Background: Endovascular abdominal aortic aneurysm (AAA) repair (EVAR) is currently used routinely to treat AAA. Suprarenal fixation (SRF) of EVAR grafts can lead to renal dysfunction. A meta-analysis of studies using estimated glomerular filtration rate (eGFR) as a measure of renal injury to assess the effect of SRF on renal function was performed.
Methods: An electronic search was carried out to identify all articles that reported on renal injury following SRF versus infrarenal fixation (IRF) EVAR, and 24 studies were identified. Formal meta-analysis was used to assess eGFR drop at 1 and 5 years. The primary outcome measure was a drop in eGFR >20% at 1 year; secondary measures included eGFR drop >20% at 5 years and "renal dysfunction" based on the definition used in each publication.
Results: Five series reported eGFR reduction >20% at 1 year. The weighted odds ratio (OR) was 1.53 (95% CI 0.67-3.51, p = .31, I2 = 53.2%); 9.3% for SRF versus 7.4% for IRF. One study reported eGFR based renal dysfunction at 5 years: OR 1.77 (95% CI 1.04-3.02, p = .03); 16.9% for SRF versus 10.3% for IRF. Nineteen series reported some form of renal dysfunction (5287 SRF vs. 4386 IRF patients, mean follow up: 20.5 months, range 72 h to 5 years). The weighted OR was 1.32 (95% CI 1.01-1.71, p = .03, I2 = 28.4%); 5.1% for SRF versus 4.6% for IRF. "Renal dysfunction" definitions varied greatly and were based on creatinine or other inaccurate methods.

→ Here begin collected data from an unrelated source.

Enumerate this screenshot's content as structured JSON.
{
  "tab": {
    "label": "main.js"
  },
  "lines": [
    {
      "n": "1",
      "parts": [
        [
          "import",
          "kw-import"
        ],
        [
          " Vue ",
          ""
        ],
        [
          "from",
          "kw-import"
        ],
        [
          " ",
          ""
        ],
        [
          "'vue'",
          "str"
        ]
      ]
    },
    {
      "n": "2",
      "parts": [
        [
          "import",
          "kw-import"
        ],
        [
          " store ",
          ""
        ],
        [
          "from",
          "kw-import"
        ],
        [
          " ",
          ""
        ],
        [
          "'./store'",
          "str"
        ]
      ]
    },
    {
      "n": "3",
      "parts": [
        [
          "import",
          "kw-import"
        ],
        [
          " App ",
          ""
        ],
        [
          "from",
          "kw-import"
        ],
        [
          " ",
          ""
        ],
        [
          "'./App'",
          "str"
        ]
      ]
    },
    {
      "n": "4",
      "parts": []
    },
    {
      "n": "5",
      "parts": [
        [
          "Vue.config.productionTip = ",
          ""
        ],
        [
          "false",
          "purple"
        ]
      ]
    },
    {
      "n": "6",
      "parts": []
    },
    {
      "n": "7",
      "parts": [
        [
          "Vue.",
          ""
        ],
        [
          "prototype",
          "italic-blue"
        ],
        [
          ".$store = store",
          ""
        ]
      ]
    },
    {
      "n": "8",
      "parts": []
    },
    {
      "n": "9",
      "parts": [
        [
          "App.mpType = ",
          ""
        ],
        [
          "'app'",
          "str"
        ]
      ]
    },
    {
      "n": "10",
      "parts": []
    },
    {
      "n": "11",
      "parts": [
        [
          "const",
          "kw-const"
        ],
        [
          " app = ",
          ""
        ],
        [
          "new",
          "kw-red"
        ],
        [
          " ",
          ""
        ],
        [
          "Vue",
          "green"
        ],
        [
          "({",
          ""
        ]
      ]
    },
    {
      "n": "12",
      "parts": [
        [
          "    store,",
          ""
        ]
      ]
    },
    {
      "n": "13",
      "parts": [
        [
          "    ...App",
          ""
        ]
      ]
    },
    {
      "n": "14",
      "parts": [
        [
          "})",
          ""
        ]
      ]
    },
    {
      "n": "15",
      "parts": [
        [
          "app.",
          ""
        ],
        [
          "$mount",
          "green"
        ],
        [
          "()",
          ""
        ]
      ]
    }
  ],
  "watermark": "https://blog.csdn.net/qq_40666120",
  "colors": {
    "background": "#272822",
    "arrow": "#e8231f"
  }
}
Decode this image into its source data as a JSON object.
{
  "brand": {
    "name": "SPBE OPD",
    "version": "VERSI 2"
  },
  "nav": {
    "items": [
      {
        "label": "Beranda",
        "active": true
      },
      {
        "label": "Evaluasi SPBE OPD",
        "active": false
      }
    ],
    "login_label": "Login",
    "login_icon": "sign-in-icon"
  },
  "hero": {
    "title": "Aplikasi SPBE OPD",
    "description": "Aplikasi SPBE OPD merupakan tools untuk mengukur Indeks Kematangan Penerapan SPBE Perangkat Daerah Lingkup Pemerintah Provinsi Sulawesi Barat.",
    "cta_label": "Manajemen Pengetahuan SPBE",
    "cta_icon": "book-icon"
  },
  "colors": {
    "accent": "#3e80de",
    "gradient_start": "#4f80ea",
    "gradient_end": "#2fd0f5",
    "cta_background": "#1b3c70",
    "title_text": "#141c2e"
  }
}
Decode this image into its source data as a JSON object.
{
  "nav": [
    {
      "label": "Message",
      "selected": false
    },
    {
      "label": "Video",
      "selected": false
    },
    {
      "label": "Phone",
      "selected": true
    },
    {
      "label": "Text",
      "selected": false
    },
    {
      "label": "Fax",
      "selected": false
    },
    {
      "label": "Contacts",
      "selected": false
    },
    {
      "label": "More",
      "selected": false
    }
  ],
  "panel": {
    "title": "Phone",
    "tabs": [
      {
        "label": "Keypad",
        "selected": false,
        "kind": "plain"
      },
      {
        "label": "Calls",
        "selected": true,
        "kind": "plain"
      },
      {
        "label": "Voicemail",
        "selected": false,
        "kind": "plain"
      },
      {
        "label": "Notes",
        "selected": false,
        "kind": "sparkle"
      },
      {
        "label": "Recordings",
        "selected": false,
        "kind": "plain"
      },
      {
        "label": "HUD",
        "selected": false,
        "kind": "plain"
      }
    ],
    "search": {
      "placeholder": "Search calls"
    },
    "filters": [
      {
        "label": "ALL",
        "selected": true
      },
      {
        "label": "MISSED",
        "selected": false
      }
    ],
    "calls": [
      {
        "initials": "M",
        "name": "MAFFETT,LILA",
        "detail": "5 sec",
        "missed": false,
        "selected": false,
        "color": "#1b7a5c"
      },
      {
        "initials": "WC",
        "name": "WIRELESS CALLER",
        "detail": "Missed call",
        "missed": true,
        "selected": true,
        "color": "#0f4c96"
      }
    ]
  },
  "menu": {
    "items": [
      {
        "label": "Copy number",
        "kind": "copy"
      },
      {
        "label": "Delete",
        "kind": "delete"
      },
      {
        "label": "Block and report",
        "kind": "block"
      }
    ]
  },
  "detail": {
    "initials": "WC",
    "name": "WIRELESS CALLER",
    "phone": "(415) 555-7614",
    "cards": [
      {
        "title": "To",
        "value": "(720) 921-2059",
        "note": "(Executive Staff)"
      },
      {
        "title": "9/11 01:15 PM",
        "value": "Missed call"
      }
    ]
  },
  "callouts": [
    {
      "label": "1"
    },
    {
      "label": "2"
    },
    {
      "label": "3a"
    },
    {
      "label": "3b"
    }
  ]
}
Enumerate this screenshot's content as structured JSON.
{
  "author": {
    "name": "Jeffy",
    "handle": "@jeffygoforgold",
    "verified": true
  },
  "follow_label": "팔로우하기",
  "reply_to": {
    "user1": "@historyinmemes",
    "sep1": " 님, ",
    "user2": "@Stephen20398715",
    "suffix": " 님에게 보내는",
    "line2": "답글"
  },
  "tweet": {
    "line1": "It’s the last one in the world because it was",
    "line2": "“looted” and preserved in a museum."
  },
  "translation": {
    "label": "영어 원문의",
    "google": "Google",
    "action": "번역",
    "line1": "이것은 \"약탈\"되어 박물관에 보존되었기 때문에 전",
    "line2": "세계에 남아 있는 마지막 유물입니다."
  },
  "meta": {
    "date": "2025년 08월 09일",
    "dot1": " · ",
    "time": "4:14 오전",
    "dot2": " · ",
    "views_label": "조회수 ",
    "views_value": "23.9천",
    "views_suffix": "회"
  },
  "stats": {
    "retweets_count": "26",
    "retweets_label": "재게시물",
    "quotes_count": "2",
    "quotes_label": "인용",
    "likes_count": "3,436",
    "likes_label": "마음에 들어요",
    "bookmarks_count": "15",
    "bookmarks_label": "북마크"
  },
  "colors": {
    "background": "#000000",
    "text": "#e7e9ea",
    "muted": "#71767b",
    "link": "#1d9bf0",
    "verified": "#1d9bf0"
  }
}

Conclusion: EVAR using SRF does not lead to a significant drop in renal function at 1 year, based on eGFR. Long-term results are limited. Authors should report long-term renal injury using eGFR and not inaccurate arbitrary measures, which are currently common in the literature.
Keywords: Endovascular aneurysm repair; Estimated glomerular filtration rate; Renal; Suprarenal.